Among the 30 million Americans with type 2 diabetes (T2D), physical activity is prospectively
associated with better glycemic control, reduced cardiovascular risk, and lower rates of death. Unfortunately,
more than 75% of T2D patients do not engage in recommended levels of physical activity. Many existing
physical activity interventions in T2D have had limited effects on activity and diabetes outcomes, and most do
not address psychological factors independently linked with greater activity. Furthermore, physical activity
interventions that do appear to be effective are intensive and have been difficult to implement in clinical
settings. Innovative, accessible interventions to promote physical activity in T2D are badly needed.
Positive psychology (PP) interventions may represent a novel, effective component of a T2D activity
intervention. Positive psychological well-being (e.g., optimism, positive affect) is prospectively associated with
more physical activity, better glycemic control, and lower cardiac risk. PP interventions use simple exercises
(e.g., using personal strengths, accessing gratitude) to systematically cultivate such well-being. In preliminary
work, PP has led to substantial increases in activity when combined with existing behavior change programs.
Motivational interviewing (MI) could be another element of a scalable activity intervention in T2D. MI is
a well-established, effective approach to behavior change that can be delivered remotely. However, MI alone
has had somewhat modest effects on activity in T2D, potentially due to low levels of optimism and self-efficacy
in this population that could be addressed by PP. Given their complementary approaches to behavior change,
PP and MI could be combined to promote optimism, self-efficacy, and motivation to engage in physical activity.
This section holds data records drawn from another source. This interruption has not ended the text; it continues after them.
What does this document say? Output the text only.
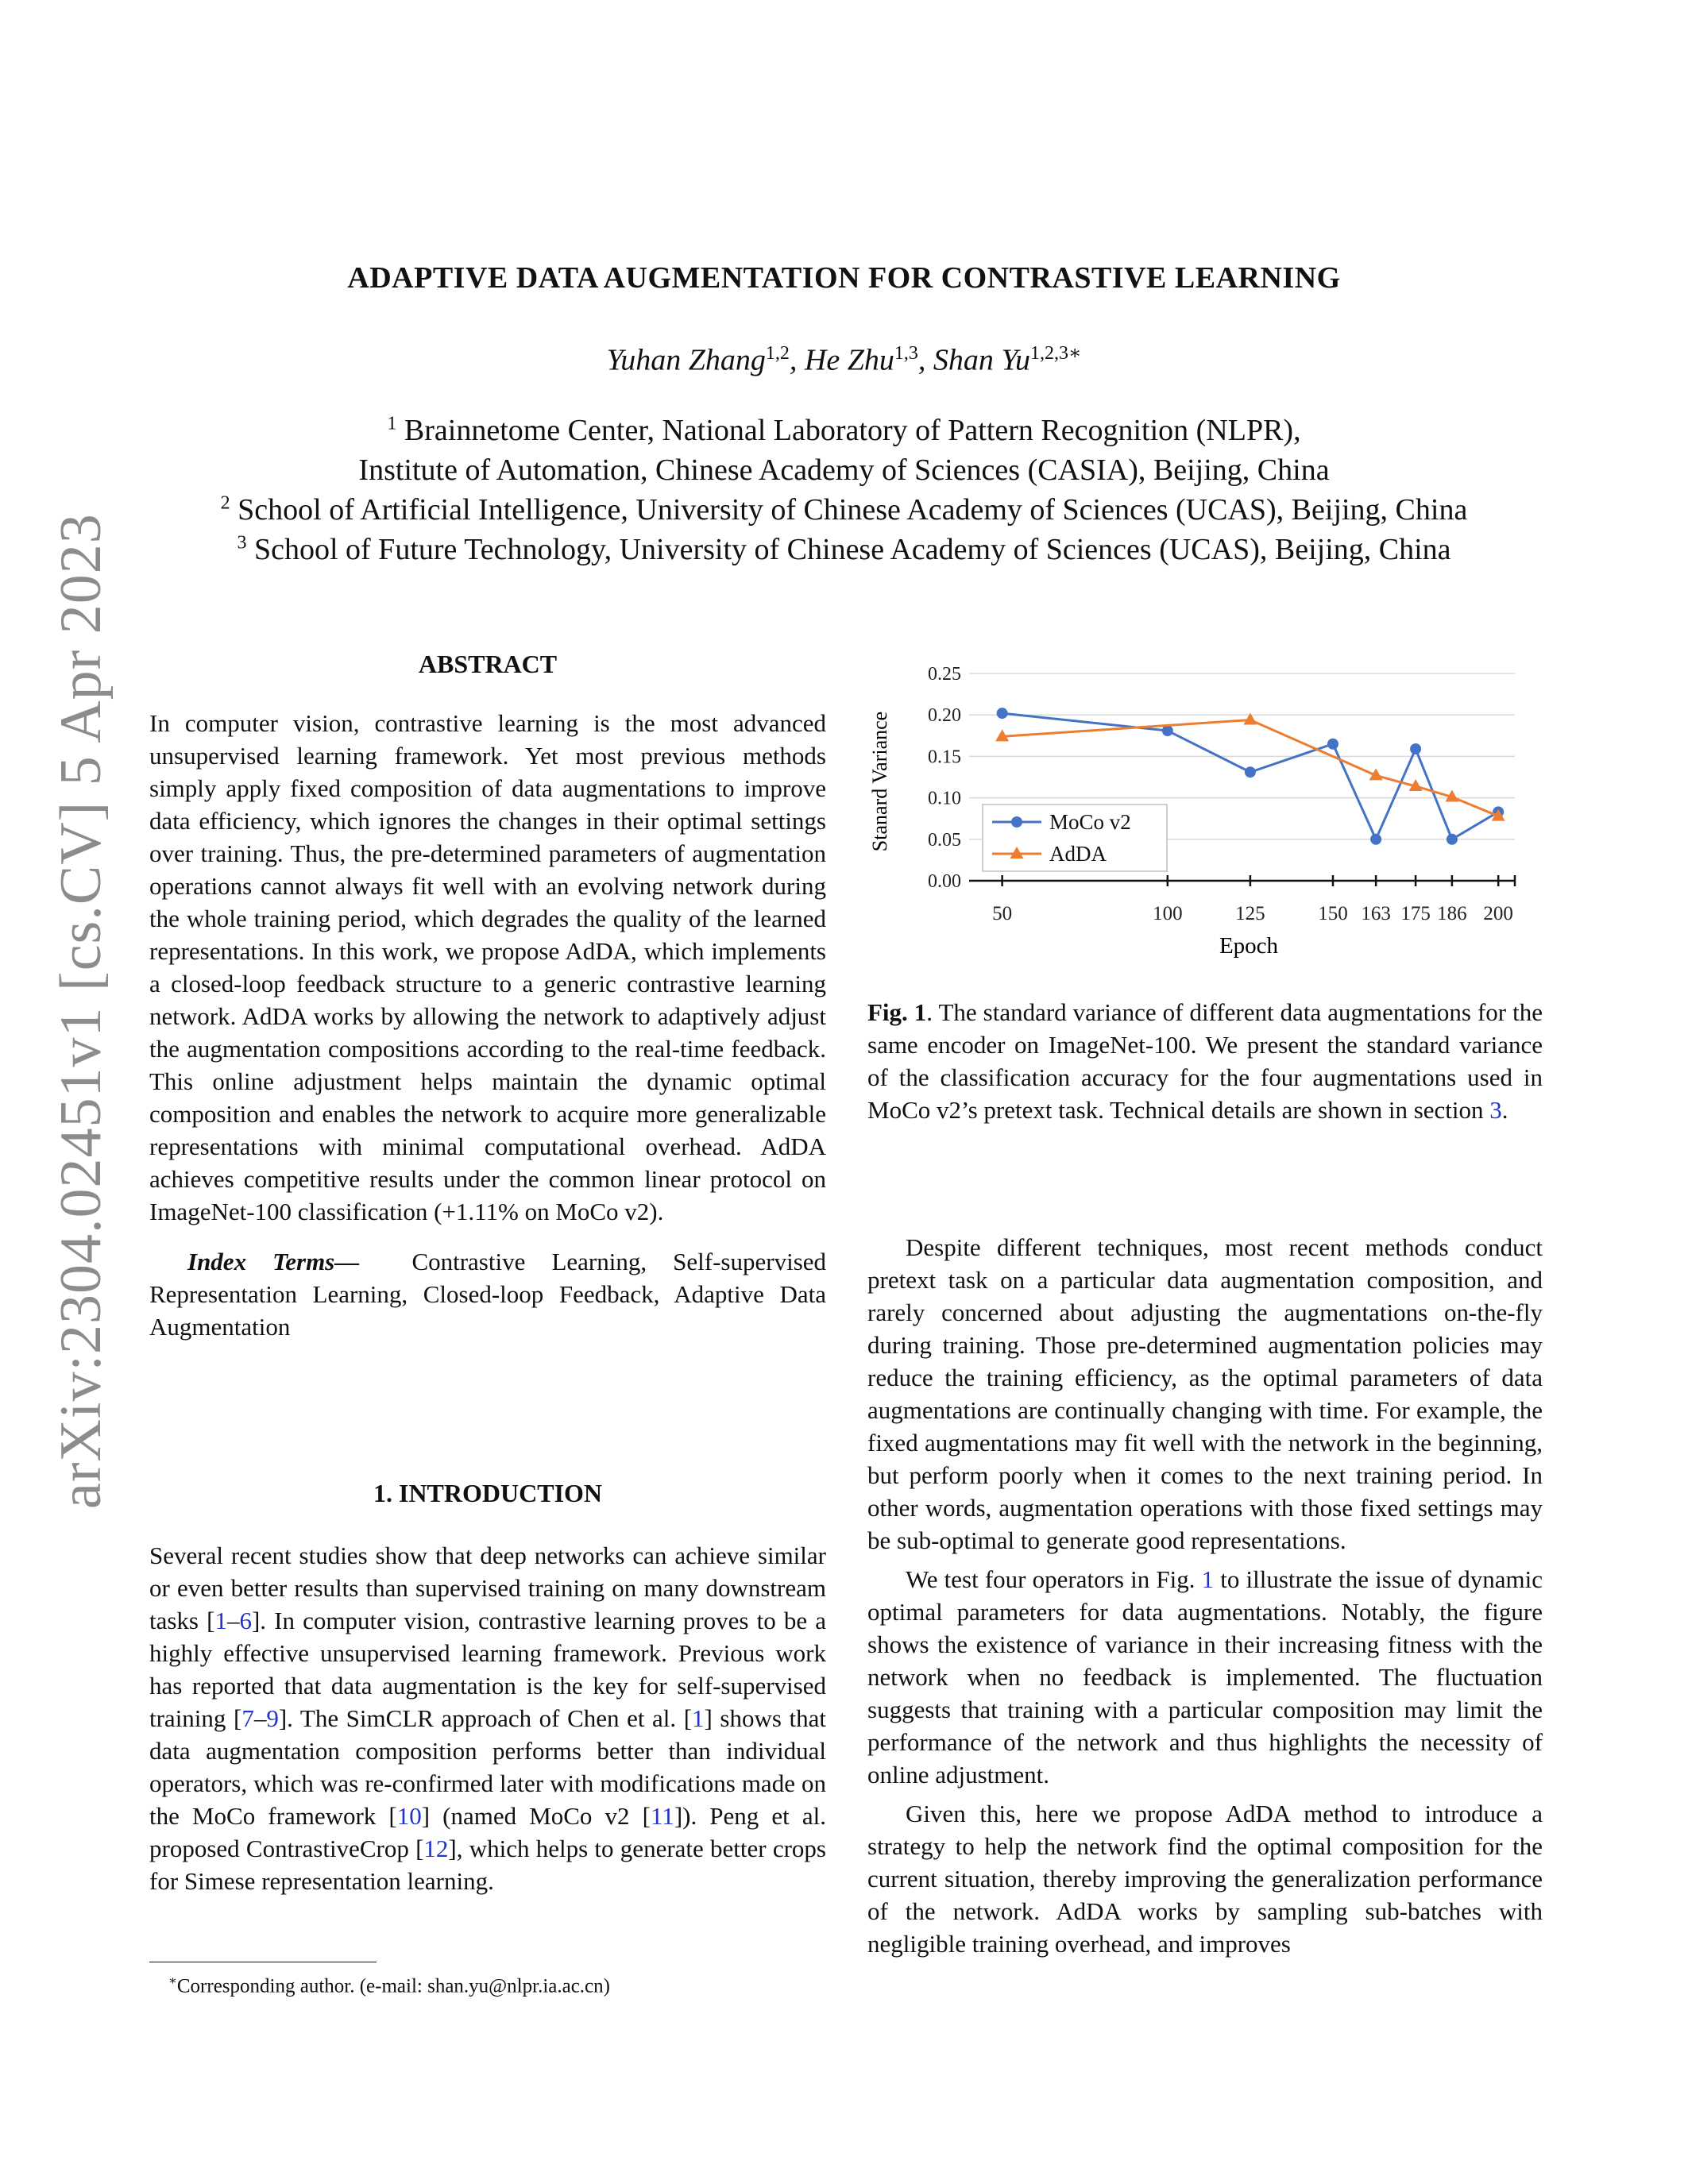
arXiv:2304.02451v1 [cs.CV] 5 Apr 2023
ADAPTIVE DATA AUGMENTATION FOR CONTRASTIVE LEARNING
Yuhan Zhang$^{1,2}$, He Zhu$^{1,3}$, Shan $Yu^{1,2,3∗}$
$^1$ Brainnetome Center, National Laboratory of Pattern Recognition (NLPR),
Institute of Automation, Chinese Academy of Sciences (CASIA), Beijing, China
$^2$ School of Artificial Intelligence, University of Chinese Academy of Sciences (UCAS), Beijing, China
$^3$ School of Future Technology, University of Chinese Academy of Sciences (UCAS), Beijing, China
ABSTRACT

In computer vision, contrastive learning is the most advanced unsupervised learning framework. Yet most previous methods simply apply fixed composition of data augmentations to improve data efficiency, which ignores the changes in their optimal settings over training. Thus, the pre-determined parameters of augmentation operations cannot always fit well with an evolving network during the whole training period, which degrades the quality of the learned representations. In this work, we propose AdDA, which implements a closed-loop feedback structure to a generic contrastive learning network. AdDA works by allowing the network to adaptively adjust the augmentation compositions according to the real-time feedback. This online adjustment helps maintain the dynamic optimal composition and enables the network to acquire more generalizable representations with minimal computational overhead. AdDA achieves competitive results under the common linear protocol on ImageNet-100 classification (+1.11% on MoCo v2).

Index Terms— Contrastive Learning, Self-supervised Representation Learning, Closed-loop Feedback, Adaptive Data Augmentation

1. INTRODUCTION

Several recent studies show that deep networks can achieve similar or even better results than supervised training on many downstream tasks [1–6]. In computer vision, contrastive learning proves to be a highly effective unsupervised learning framework. Previous work has reported that data augmentation is the key for self-supervised training [7–9]. The SimCLR approach of Chen et al. [1] shows that data augmentation composition performs better than individual operators, which was re-confirmed later with modifications made on the MoCo framework [10] (named MoCo v2 [11]). Peng et al. proposed ContrastiveCrop [12], which helps to generate better crops for Simese representation learning.

∗Corresponding author. (e-mail: shan.yu@nlpr.ia.ac.cn)
0.00
0.05
0.10
0.15
0.20
0.25
50	100	125	150 163 175 186 200
MoCo v2
AdDA
Stanard Variance
Epoch

Fig. 1. The standard variance of different data augmentations for the same encoder on ImageNet-100. We present the standard variance of the classification accuracy for the four augmentations used in MoCo v2’s pretext task. Technical details are shown in section 3.

Despite different techniques, most recent methods conduct pretext task on a particular data augmentation composition, and rarely concerned about adjusting the augmentations on-the-fly during training. Those pre-determined augmentation policies may reduce the training efficiency, as the optimal parameters of data augmentations are continually changing with time. For example, the fixed augmentations may fit well with the network in the beginning, but perform poorly when it comes to the next training period. In other words, augmentation operations with those fixed settings may be sub-optimal to generate good representations.

We test four operators in Fig. 1 to illustrate the issue of dynamic optimal parameters for data augmentations. Notably, the figure shows the existence of variance in their increasing fitness with the network when no feedback is implemented. The fluctuation suggests that training with a particular composition may limit the performance of the network and thus highlights the necessity of online adjustment.

Given this, here we propose AdDA method to introduce a strategy to help the network find the optimal composition for the current situation, thereby improving the generalization performance of the network. AdDA works by sampling sub-batches with negligible training overhead, and improves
We have developed a remotely delivered, combined PP-MI intervention to promote physical activity in
T2D patients, and in an NIDDK R21 pilot trial (NIH Stage IB; N=60) we found the intervention to be well-
accepted and associated with promising improvements in well-being and physical activity. We now aim to
examine the efficacy of the 16-week PP-MI intervention, with 8 weeks of phone sessions and 16 total weeks of
text messaging to further support change, in a randomized NIH Stage II efficacy trial in 280 patients with T2D
and low baseline physical activity. PP-MI will be compared to a time-matched, MI-alone control condition. The
primary study outcome will be improvement in moderate to vigorous physical activity (MVPA) at 16 weeks. We
will also measure the intervention’s impact on overall physical activity, psychological measures, diabetes self-
care, function, cardiac risk factors, and glycemic control at 8, 16, 24, and 52 weeks. Finally, we will assess PP-
MI’s mechanism of effect on MVPA via causal mediation analyses to allow further intervention refinement.
Through its potential to promote physical activity in T2D, the remotely delivered PP-MI program could
impact public health and clinical practice. If PP-MI shows efficacy in this trial, we will more definitively examine
its effects on glycemic control and cardiac risk in a larger, Stage III effectiveness-based trial.